Most general election ballot in most American states has a write-in line at the bottom. It is unglamorous and rarely used, but it exists as a fallback when the primary produces a result the broader electorate can’t work with. (For example, Bernie Sanders scored more than five percent of the popular vote in Vermont, 2016.)
California removed that line a decade ago. Now that decision appears to be looking like a serious mistake. Under Proposition 14, passed in 2010, California holds a “top two” open primary. Every candidate runs on the same ballot regardless of party, and the two highest vote-getters advance to November. Minor parties challenged this immediately on First Amendment grounds. In Rubin v. Padilla, the courts upheld the system on the basis, among many, that “…the failure of minor-party candidates to appear on the general election ballot does not substantially burden their members’ rights of political association and expression“, and, to quote directly, “…candidates have no right to appear on the general election ballot merely because they have made a showing of significant public support.“
Alongside that, attached as a statue ostensibly to service the primary’s rules, banned write-in eligibility from the general election for statewide offices. “A person whose name has been written on the ballot as a write-in candidate at the general election for a voter-nominated office shall not be counted.” The reasoning was quite suspect, so much so that the Los Angeles Times ran a full opinion piece on whether it wasn’t “by accident” that they were removed. At the time these provisioned seemed beneficial to the Democratic Party, causing a certain Republican embroiled in scandal to not be able to drop out, etc.
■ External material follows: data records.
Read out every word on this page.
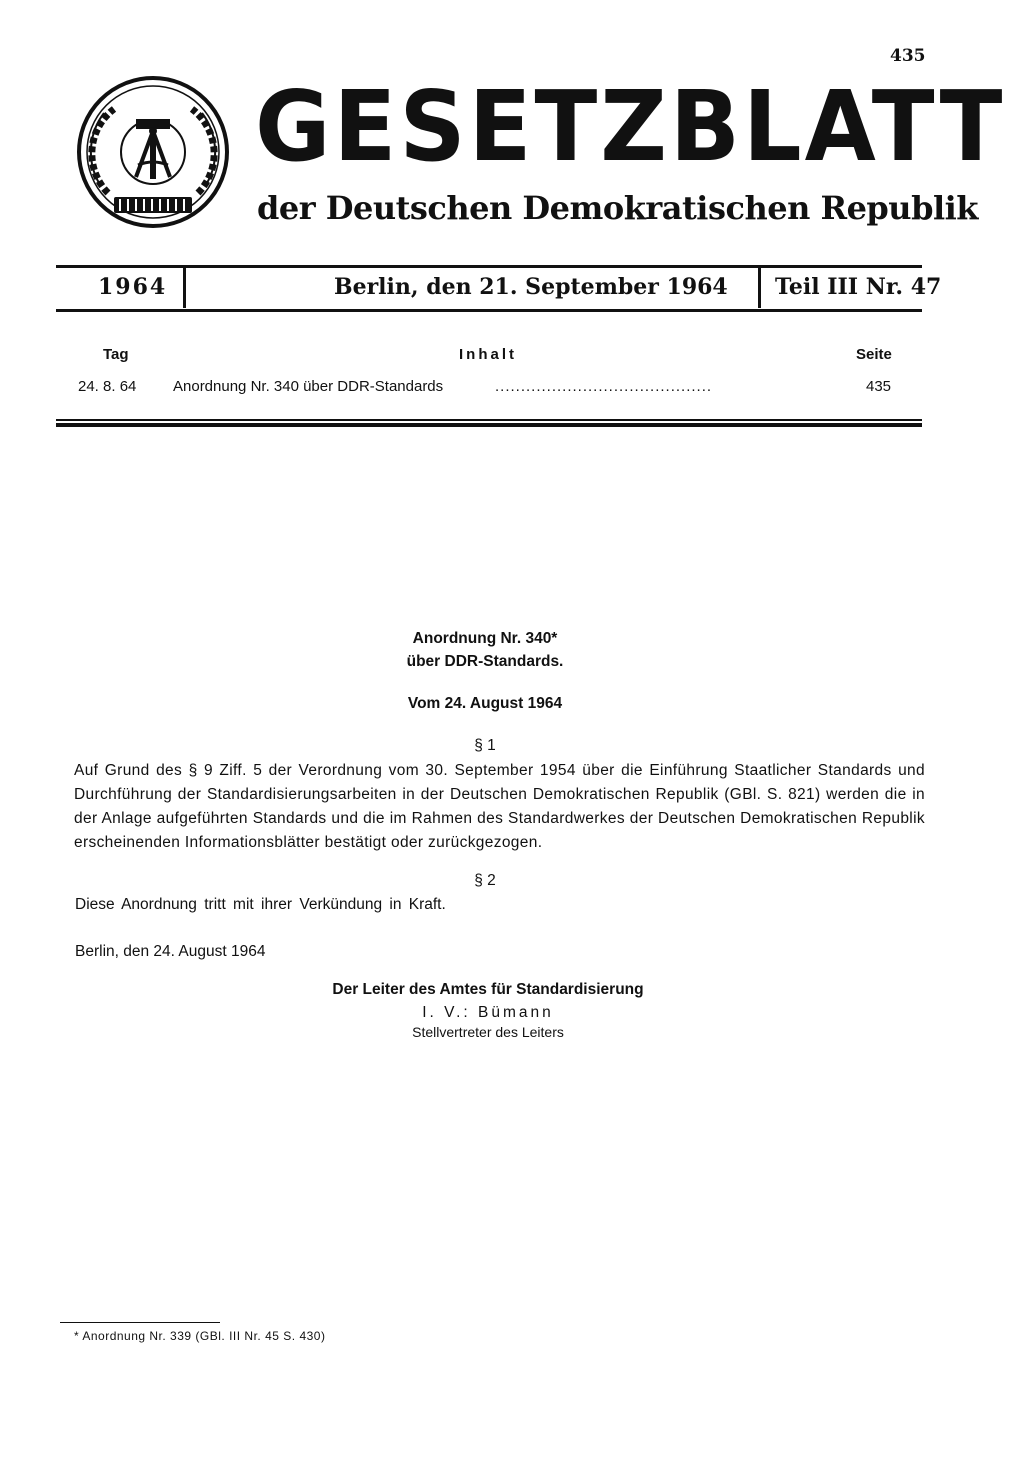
435
GESETZBLATT
der Deutschen Demokratischen Republik
1964	Berlin, den 21. September 1964 Teil III Nr. 47
Tag	Inhalt	Seite
24. 8. 64 Anordnung Nr. 340 über DDR-Standards	..........................................	435
Anordnung Nr. 340*
über DDR-Standards.
Vom 24. August 1964
§ 1
Auf Grund des § 9 Ziff. 5 der Verordnung vom 30. September 1954 über die Einführung Staatlicher Standards und Durchführung der Standardisierungsarbeiten in der Deutschen Demokratischen Republik (GBl. S. 821) werden die in der Anlage aufgeführten Standards und die im Rahmen des Standardwerkes der Deutschen Demokratischen Republik erscheinenden Informationsblätter bestätigt oder zurückgezogen.
§ 2
Diese Anordnung tritt mit ihrer Verkündung in Kraft.
Berlin, den 24. August 1964
Der Leiter des Amtes für Standardisierung
I. V.: Bümann
Stellvertreter des Leiters
* Anordnung Nr. 339 (GBl. III Nr. 45 S. 430)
This victory lap may return to haunt the Democrats, as recent events have proved your victories today may be your future defeats, potentially in a quite hilarious manner, as now California has eight serious Democratic candidates running for governor: Xavier Becerra, Katie Porter, Eric Swalwell, Tom Steyer, Tony Thurmond, Betty Yee, Antonio Villaraigosa, and San Jose Mayor Matt Mahan. On the Republican side, as you probably know if you followed politics recently, there are two: former Fox News host Steve Hilton and Riverside County Sheriff Chad Bianco.
Many outlets have already done the math and have given quite the same warnings. Republicans make up roughly 30% of California’s electorate, and if Hilton and Bianco split that vote, each gets around 15%. Democrats make up about 60%, but divided eight ways, the leading candidate might finish with 11 or 12 percent, and polls already suggest this may just well happen.
The California Democratic Party’s current response is to pressure the lower-polling candidates to drop out. That does not appear to be currently working, and there’s no particular reason it should for the front of the pack. Tom Steyer is self-funded and actually for once, holds a chance at winning. Katie Porter isn’t going to step aside for Xavier Becerra, the candidates are busy suing each other over residency requirements and debate inclusions, etc. etc. They are professional politicians who have spent years building toward this race and appear to be treating their chances at victory dead serious, at least probably enough so that lawsuits (or the threat of lawsuits) are currently flying like candy.
But there’s a straightforward legislative fix available right now (one that had was floated since last December, in fact) that is, restoring the write-in line. If the legislature passes such a bill, which doesn’t even have to be expedited due to California Assemblymember Gregg Hart (D-Santa Barbara)’s spot bill, write-in candidates become eligible for the November ballot again. If the lockout scenario plays out and the top Democratic finisher comes in third with 12%, that candidate runs a write-in campaign in November. In a state with a two-to-one Democratic registration advantage, organizing around a single write-in candidate against two Republicans is a winnable proposition. Alaska’s 2010 Senate race established the template, as Sen. Lisa Murkowski lost the Republican primary, ran as a write-in in the general, and won. Unfortunately, this does carry the possibility that the Democratic candidates will end up running competing write-in campaigns that destroy the vote further facing the one remaining Republican, but that is a problem for tomorrow, not today.
The current alternative, losing the governorship of California because eight candidates wouldn’t consolidate, is worse for the Democratic Party in a much closer timeframe. After the ballots start printing, the window will in effect probably close. The legislature has time to act, but not much of it. If not, the courts could also act on the latest round of Anti-Top-Two lawsuits (filed in 2024 by the coalition of minor parties), but the fact that the hearings were bumped all the way to April does not inspire any kind of confidence.